Taking LED as an example, the thermal bottleneck in many systems mainly occurs when transferring heat from the LED chip to its substrate and then to the system circuit board. Possible heat dissipation pathways for this part include: firstly, directly dissipating heat from the chip substrate to the system circuit board. In this heat dissipation pathway, the thermal dissipation capability of the LED chip substrate material is a crucial parameter. Secondly, the heat generated by the LED will also reach the system circuit board through the electrode metal wires. Generally, when using wire bonding for electrode connection, heat dissipation is limited by the relatively slender and long geometry of the metal wires. Therefore, there are recent methods such as eutectic or flip-chip bonding, which significantly reduce the length of the wires and greatly increase the cross-sectional area. This design effectively enhances the heat dissipation power from the LED electrode wires to the system circuit board.
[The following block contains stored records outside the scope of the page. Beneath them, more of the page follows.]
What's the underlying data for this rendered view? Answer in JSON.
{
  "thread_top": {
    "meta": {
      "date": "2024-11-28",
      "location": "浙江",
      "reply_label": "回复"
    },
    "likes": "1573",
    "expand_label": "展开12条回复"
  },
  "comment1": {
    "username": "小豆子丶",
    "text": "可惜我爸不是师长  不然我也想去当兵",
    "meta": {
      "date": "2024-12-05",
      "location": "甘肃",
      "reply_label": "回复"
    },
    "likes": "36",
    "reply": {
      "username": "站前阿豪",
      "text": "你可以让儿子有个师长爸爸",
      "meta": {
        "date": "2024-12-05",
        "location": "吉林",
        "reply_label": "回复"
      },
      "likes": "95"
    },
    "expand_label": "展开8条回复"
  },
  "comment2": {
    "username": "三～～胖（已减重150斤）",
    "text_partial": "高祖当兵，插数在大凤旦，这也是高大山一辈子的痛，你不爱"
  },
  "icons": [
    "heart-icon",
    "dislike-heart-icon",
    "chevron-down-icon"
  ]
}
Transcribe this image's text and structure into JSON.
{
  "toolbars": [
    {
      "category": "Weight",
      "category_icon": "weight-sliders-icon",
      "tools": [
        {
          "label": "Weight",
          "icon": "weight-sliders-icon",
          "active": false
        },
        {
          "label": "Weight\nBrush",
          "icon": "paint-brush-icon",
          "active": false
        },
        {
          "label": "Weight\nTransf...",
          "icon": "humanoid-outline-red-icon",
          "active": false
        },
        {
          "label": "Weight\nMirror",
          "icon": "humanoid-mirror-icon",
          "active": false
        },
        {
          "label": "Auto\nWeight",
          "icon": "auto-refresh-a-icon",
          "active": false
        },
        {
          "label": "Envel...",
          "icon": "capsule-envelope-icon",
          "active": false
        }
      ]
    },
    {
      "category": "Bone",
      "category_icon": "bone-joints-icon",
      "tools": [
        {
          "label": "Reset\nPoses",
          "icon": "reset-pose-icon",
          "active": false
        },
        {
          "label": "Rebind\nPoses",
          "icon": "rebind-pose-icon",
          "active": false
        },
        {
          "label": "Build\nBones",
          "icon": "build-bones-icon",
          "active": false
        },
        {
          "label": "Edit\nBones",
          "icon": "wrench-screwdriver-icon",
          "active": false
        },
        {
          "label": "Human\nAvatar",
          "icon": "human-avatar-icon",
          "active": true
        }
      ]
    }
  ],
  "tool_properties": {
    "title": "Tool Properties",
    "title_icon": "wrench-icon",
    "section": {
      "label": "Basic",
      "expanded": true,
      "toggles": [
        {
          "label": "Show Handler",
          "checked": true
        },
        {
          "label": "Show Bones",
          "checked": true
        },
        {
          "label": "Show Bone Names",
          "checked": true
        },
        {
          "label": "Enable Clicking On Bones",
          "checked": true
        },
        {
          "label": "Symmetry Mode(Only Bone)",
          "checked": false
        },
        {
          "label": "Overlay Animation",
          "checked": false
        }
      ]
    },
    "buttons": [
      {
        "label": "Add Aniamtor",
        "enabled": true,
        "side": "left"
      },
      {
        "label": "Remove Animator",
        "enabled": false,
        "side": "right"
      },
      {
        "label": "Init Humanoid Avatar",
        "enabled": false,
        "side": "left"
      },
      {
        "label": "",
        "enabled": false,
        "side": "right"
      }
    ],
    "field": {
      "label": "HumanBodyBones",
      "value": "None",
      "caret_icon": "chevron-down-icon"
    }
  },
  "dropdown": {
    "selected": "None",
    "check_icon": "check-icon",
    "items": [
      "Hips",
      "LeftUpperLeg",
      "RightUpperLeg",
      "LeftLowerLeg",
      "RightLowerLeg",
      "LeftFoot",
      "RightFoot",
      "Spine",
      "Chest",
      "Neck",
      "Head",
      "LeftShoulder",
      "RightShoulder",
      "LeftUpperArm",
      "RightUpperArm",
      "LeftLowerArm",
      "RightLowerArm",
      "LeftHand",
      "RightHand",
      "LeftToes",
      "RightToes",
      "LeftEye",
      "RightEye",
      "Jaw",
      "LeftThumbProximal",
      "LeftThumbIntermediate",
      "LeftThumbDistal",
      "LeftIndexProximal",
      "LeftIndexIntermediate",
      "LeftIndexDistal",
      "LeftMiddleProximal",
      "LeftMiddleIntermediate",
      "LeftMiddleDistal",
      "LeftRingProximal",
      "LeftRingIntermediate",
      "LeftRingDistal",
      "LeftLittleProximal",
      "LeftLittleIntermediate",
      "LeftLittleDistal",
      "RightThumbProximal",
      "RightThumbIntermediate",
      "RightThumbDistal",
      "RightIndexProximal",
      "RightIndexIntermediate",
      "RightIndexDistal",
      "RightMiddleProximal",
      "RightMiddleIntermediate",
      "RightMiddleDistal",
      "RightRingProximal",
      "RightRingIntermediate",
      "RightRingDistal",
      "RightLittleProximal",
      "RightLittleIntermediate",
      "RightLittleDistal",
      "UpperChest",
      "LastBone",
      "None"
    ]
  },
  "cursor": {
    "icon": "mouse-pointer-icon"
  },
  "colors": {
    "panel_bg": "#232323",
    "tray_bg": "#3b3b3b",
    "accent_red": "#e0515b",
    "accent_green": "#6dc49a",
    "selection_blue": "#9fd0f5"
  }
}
Generally, LED chips are formed by connecting LED dies using methods such as wire bonding, eutectic bonding, or flip-chip bonding to their substrate, creating an LED chip. Subsequently, the LED chip is secured onto the system's circuit board. Therefore, potential heat dissipation pathways for LEDs include direct dissipation into the air or through the LED die substrate to the system circuit board and then into the atmospheric environment. The rate of heat dissipation from the system circuit board to the atmospheric environment depends on the overall design of the lighting fixture or system.

Traditional LED heat dissipation methods:

1. Dissipation into the air.

2. Heat is directly exported from the system circuit board.

3. Heat is exported through gold wires.

4. In the case of eutectic and flip-chip processes, heat is exported through vias to the system circuit board.

Ceramic circuit board exports heat from the LED die, primarily utilizing the superior heat conductivity of its heat dissipation substrate material. Ceramic substrates exhibit thermal conductivity that is 100 times greater than that of aluminum substrates and 10 times greater than that of copper substrates. Due to its excellent heat conduction properties, ceramic substrates effectively address the heat dissipation challenges of high-power LED products, promoting the development of the LED industry and its products. In addition to widespread use in the LED industry, ceramic substrates are also extensively applied in automotive controllers, sensors, and consumer electronics.